I feel this too, this is one of the reason I send and receive more cards from the forum tag activity. I feel there’s more connection especially if you’ve tagged or have been tagged by same user more than twice. You already get their style of writing cards (Maybe try tags sometime if you want and experience them yourself )
However, the sense of what fair for you and other users isn’t the same. Maybe some users are ok about it because they care about the card more
I don’t understand what do you mean by “to be used more like it was designed for”. Do you mean postcrossing has lost its purpose of connecting? If yes then, I personally still find connection here (eventhough it’s more on forum)
You do not know, what they can and what they cannot and why, unless they tell you!
I’m so sad to see disability come into a topic about “lazy postcards” .
I would totally agree that there are probably people who put a lot less into their postcards than others, and that not all have a “reason” for it.

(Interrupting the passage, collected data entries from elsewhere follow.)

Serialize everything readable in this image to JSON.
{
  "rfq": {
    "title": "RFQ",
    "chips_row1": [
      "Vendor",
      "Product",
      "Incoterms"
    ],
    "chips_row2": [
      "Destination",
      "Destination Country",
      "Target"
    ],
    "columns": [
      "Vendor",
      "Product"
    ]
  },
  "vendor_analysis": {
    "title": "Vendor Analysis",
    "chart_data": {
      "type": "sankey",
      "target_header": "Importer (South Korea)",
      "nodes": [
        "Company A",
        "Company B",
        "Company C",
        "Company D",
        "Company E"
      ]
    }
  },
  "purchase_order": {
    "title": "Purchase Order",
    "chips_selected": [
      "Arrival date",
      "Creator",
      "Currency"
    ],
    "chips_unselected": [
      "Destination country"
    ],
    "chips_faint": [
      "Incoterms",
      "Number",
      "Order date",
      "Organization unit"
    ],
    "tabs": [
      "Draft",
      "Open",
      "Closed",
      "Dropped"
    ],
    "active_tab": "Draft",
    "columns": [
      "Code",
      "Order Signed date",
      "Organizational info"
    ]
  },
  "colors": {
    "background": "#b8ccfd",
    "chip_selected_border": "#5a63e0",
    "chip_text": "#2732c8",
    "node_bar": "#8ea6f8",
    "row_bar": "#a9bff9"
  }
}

But isn’t that the case with most things in life? I really hope nobody reading this feels like they should put an explanation on their profile if they don’t want to/feel ready to share their own situation.
I’m sure my own profile sounds like I have a normal enough life, plenty of hobbies, things I like to do. What it doesn’t say is that it will take me 3-4 days to complete a postcard ready to send, I have to rely on someone else to post it as I can’t leave the house, when I spend “time in the garden” I’m grateful if I manage to be out there for a few minutes, yes I have hobbies but in reality I’m lucky if I manage to sit down at the table to do anything. Add to that the fact my brain gives up on me whenever it feels like it and I have a bad tremor that randomly appears and prevent me from doing lots of things.

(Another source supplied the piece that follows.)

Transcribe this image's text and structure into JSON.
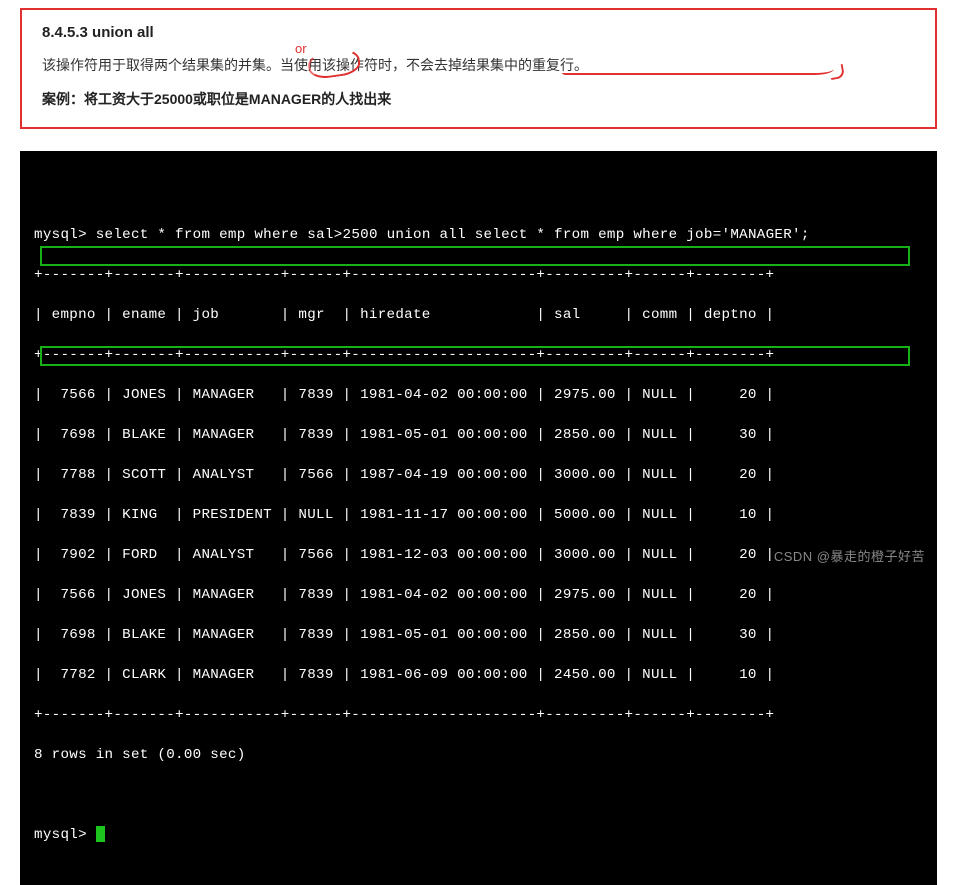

Recently my brain decided to give up and the only thing I could write was basically a short description of what was already very obvious on the front - it wasn’t how I normally write but it was that or potentially not finish the postcard for another month, leaving someone waiting.
It can be a struggle, a huge one, but postal things are also a major source of joy, of connection to people that I just don’t have in daily life to a degree that I’m not sure my pre-illness me would have understood.

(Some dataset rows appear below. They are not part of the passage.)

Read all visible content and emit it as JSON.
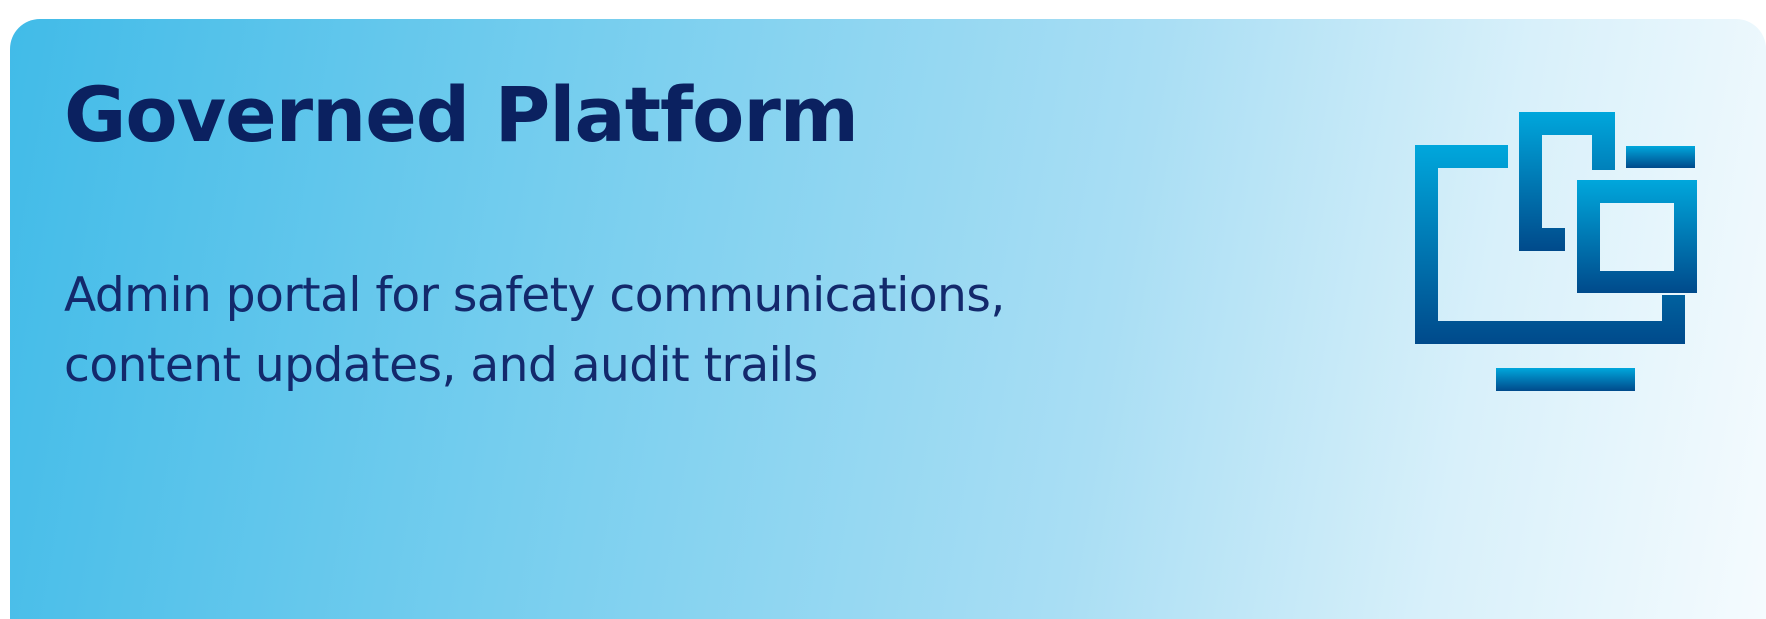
{
  "card": {
    "title": "Governed Platform",
    "description": "Admin portal for safety communications, content updates, and audit trails",
    "icon": "monitor-windows-icon"
  },
  "colors": {
    "title_text": "#0b2160",
    "body_text": "#13296c",
    "gradient_start": "#41bbe8",
    "gradient_end": "#f5fbfe",
    "icon_top": "#00a7dc",
    "icon_bottom": "#004a8b"
  }
}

I know disability wasn’t the only thing mentioned here, and that there are certainly other reasons (or no reasons) behind disappointing cards, I just didn’t want anyone who is struggling right now for whatever reason to feel like they shouldn’t be sending cards as they can’t do it “well enough”. I’m at peace with my situation, others won’t be.
Then you have to alliw people ro do postcrossing in their style, even if this means only “happy postcrossing” on the card.
Illness and disabilities might be.reason for short messages, but also age (young kids) or language. If you not feel confident usng english, “happy postcrossing” is managable.
Both the forum guidelines and the community guidelines tell us to be friendly and respectful. Some people might tell that they’re disabled, others don’t. But even if they do tell about their disability, they might not tell the full story. Please respect that some aren’t able to write by hand or write long messages. Claiming that they should do better or don’t do Postcrossing doesn’t come accross as friendly in my eyes. Please let people participate at the level they’re able to participate!
I’ll chime in as a disabled person (fibromyalgia and arthritis, both chronic pain disorders that are quite variable in the symptoms I experience each day)
Some days my hands are not very painful and writing a longer message is possible with relative ease, some days they are quite painful and I may end up writing less to spare myself a bit of pain.
I think it’s quite ableist and rude to say that the card I wrote on a high pain day is worth less than one from a low pain day.
I pray, @MPetisco, that you never become disabled, or if you do, you are treated with more respect and less judgment than you’ve shown here.